Texto publicado por SUEÑOS;

inteligencia del alma:

PERDÓN

Acusar a los demás de los propios infortunios es un signo de falta de
educación. Acusarse a uno mismo demuestra que la educación ha comenzado.
No acusarse uno mismo ni acusar a los demás demuestra que la educación
ha sido completada. Epícteto.

Lo que recibimos de los demás es, en gran medida, consecuencia de lo que
emitimos. Sin embargo, cuando no aceptamos esta ley, tratamos de
evadirnos culpabilizando a los otros de nuestras desgracias y diciendo:
"cómo es de ruin", "lo que me ha hecho", "el mundo es injusto".

En realidad, "la culpa" es un programa virus que intoxica a la persona
que lo sufre, haciéndola sentir amenazada y merecedora de castigo. Es
por ello que dicho programa de culpa es tratado como una "patata
caliente" que ha que pasar rápidamente a otra mano porque arde y aprieta.

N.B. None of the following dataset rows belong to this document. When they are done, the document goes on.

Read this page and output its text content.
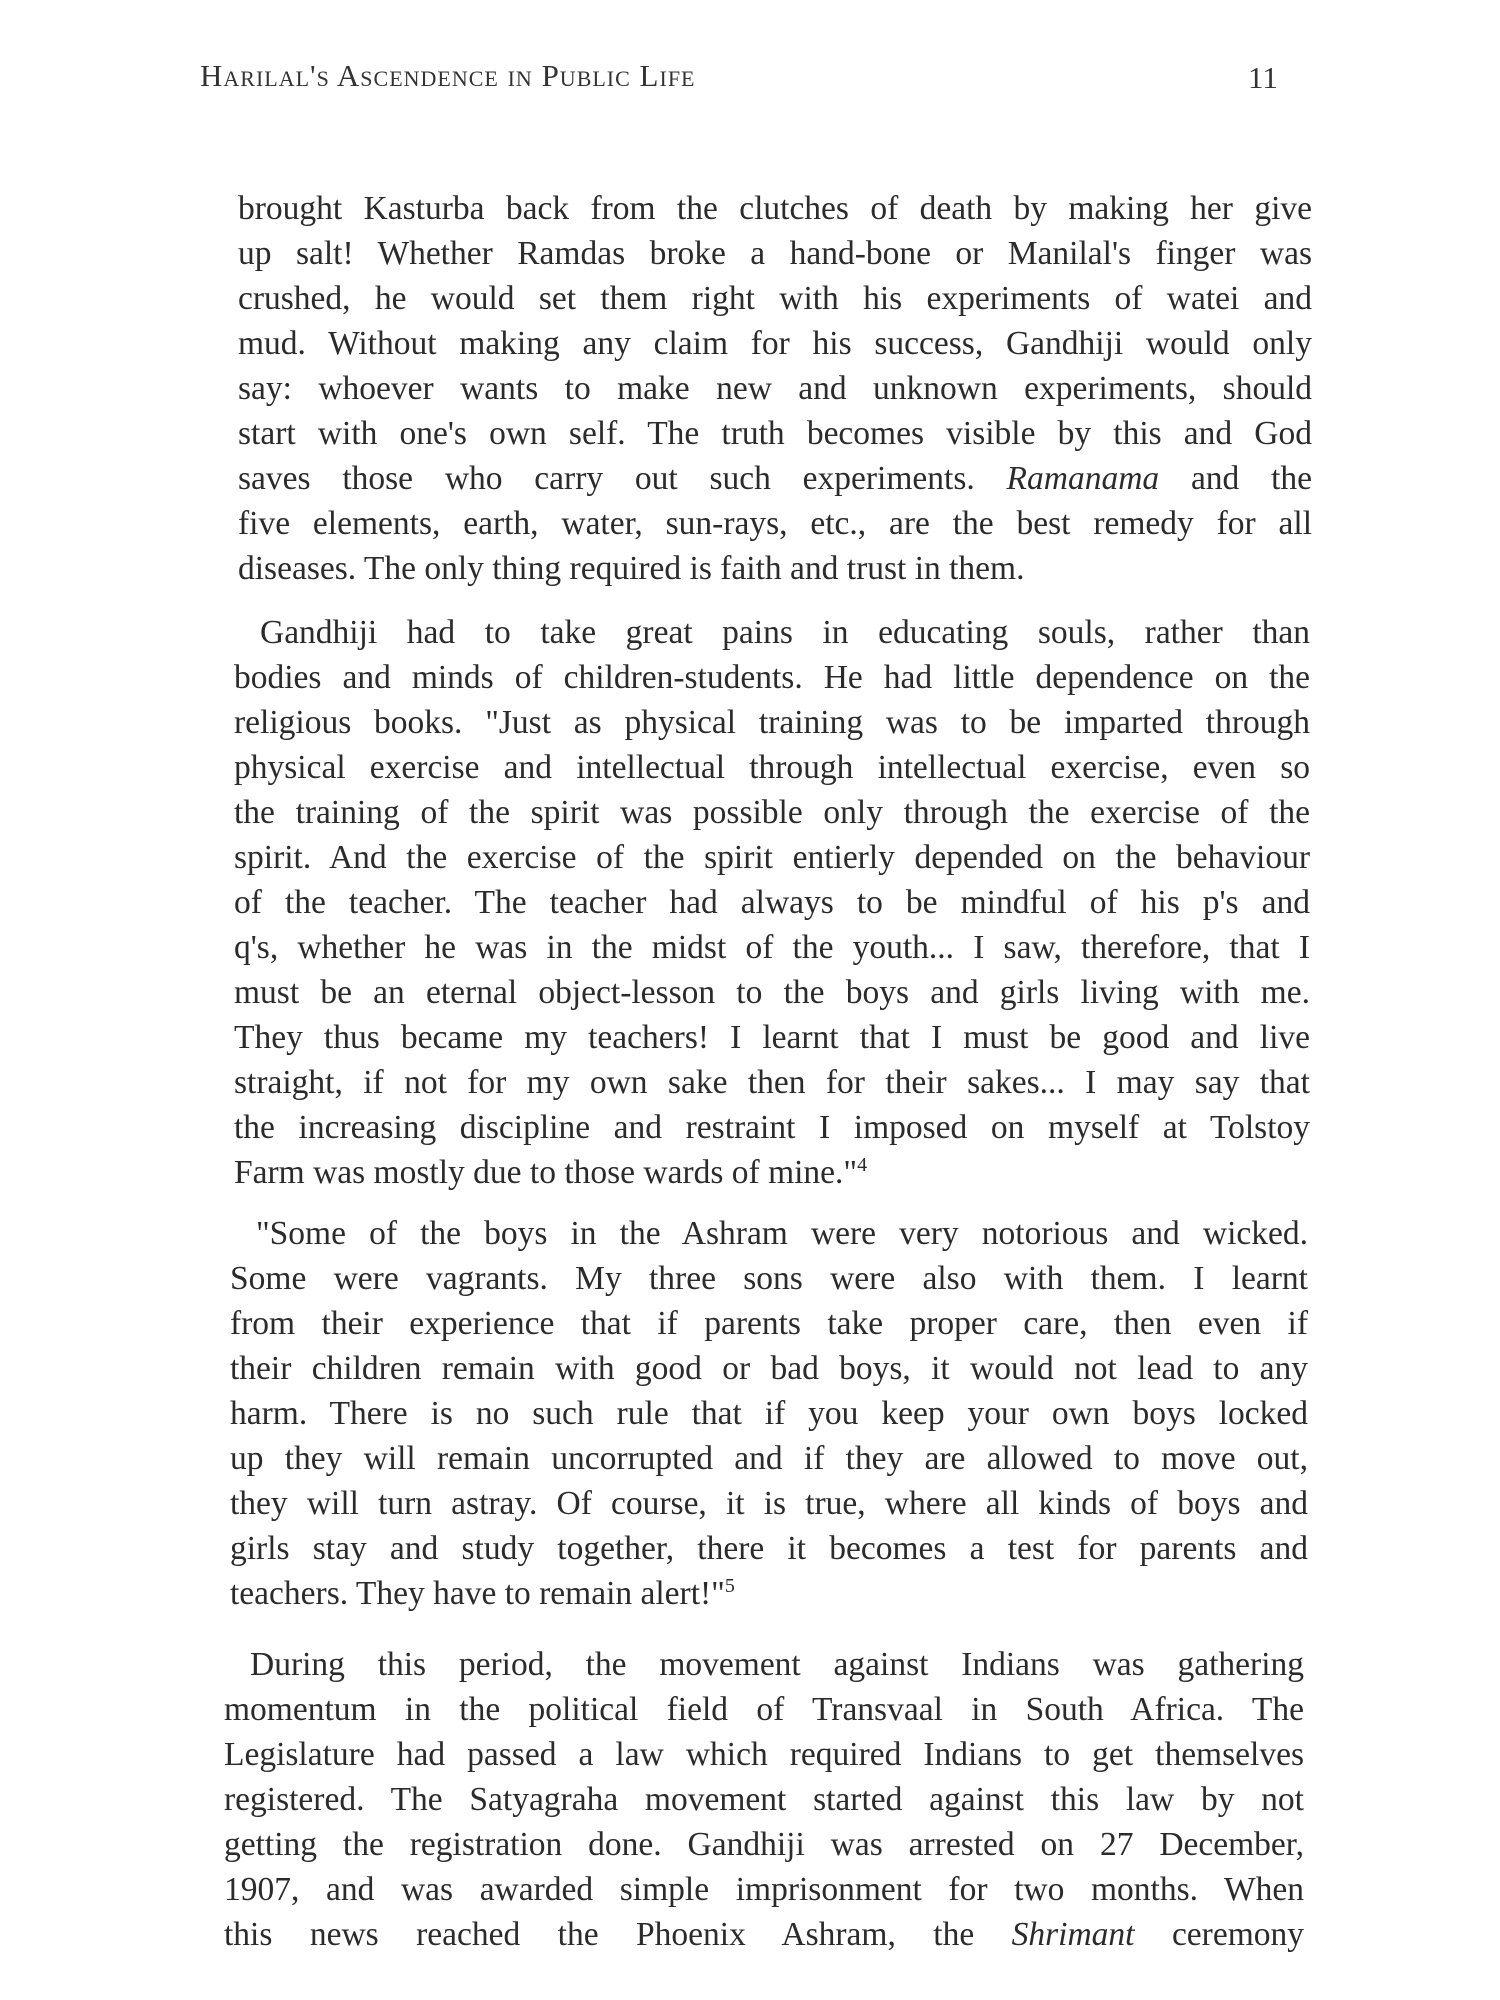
Harilal's Ascendence in Public Life	11
brought Kasturba back from the clutches of death by making her give
up salt! Whether Ramdas broke a hand-bone or Manilal's finger was
crushed, he would set them right with his experiments of watei and
mud. Without making any claim for his success, Gandhiji would only
say: whoever wants to make new and unknown experiments, should
start with one's own self. The truth becomes visible by this and God
saves those who carry out such experiments. Ramanama and the
five elements, earth, water, sun-rays, etc., are the best remedy for all
diseases. The only thing required is faith and trust in them.
Gandhiji had to take great pains in educating souls, rather than
bodies and minds of children-students. He had little dependence on the
religious books. "Just as physical training was to be imparted through
physical exercise and intellectual through intellectual exercise, even so
the training of the spirit was possible only through the exercise of the
spirit. And the exercise of the spirit entierly depended on the behaviour
of the teacher. The teacher had always to be mindful of his p's and
q's, whether he was in the midst of the youth... I saw, therefore, that I
must be an eternal object-lesson to the boys and girls living with me.
They thus became my teachers! I learnt that I must be good and live
straight, if not for my own sake then for their sakes... I may say that
the increasing discipline and restraint I imposed on myself at Tolstoy
Farm was mostly due to those wards of mine."$^4$
"Some of the boys in the Ashram were very notorious and wicked.
Some were vagrants. My three sons were also with them. I learnt
from their experience that if parents take proper care, then even if
their children remain with good or bad boys, it would not lead to any
harm. There is no such rule that if you keep your own boys locked
up they will remain uncorrupted and if they are allowed to move out,
they will turn astray. Of course, it is true, where all kinds of boys and
girls stay and study together, there it becomes a test for parents and
teachers. They have to remain alert!"$^5$
During this period, the movement against Indians was gathering
momentum in the political field of Transvaal in South Africa. The
Legislature had passed a law which required Indians to get themselves
registered. The Satyagraha movement started against this law by not
getting the registration done. Gandhiji was arrested on 27 December,
1907, and was awarded simple imprisonment for two months. When
this news reached the Phoenix Ashram, the Shrimant ceremony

La educación integral de un ser humano consiste en posibilitar la
transformación de los actos automáticos y reactivos en libres y
voluntarios. Se trata de hacer devenir conscientes tanto los propios
procesos mentales como las acciones que, anteriormente, eran
inconscientes. Al poco tiempo de realizar dicho entrenamiento, las
personas dejan de ser buenas o malas para ser consideradas, simplemente,
personas con programas mentales más o menos aptos.

Conforme la educación avanza, logramos entender que tenemos una cierta
responsabilidad en lo que nos acontece, tal vez, porque comenzamos a
pensar que "si no nos gusta lo que recibimos, conviene prestar atención
a lo que emitimos". Una consideración que nos obliga a mantener atención
sostenida hacia nuestras actitudes que, a su vez, parecen ser las
causantes principales de una gran parte de lo que nos sucede.

Conforme evolucionamos, terminamos por aceptar nuestra sombra y darnos
cuenta de que tenemos que vivir con nuestros errores, nuestras
limitaciones y aspectos que nos perturban.

Son momentos en los que se suprime el juicio condenatorio porque uno ya
se ha vivido desde casi todas las posiciones, con lo cual, relativiza
las posibles culpas y condenas que su mente proyecta. Se trata de un
paso evolutivo en el que ya no dedicamos atención a formas de aversión
ni a juicios críticos al otro, sino que la energía se reorienta hacia
las soluciones que la convivencia demanda.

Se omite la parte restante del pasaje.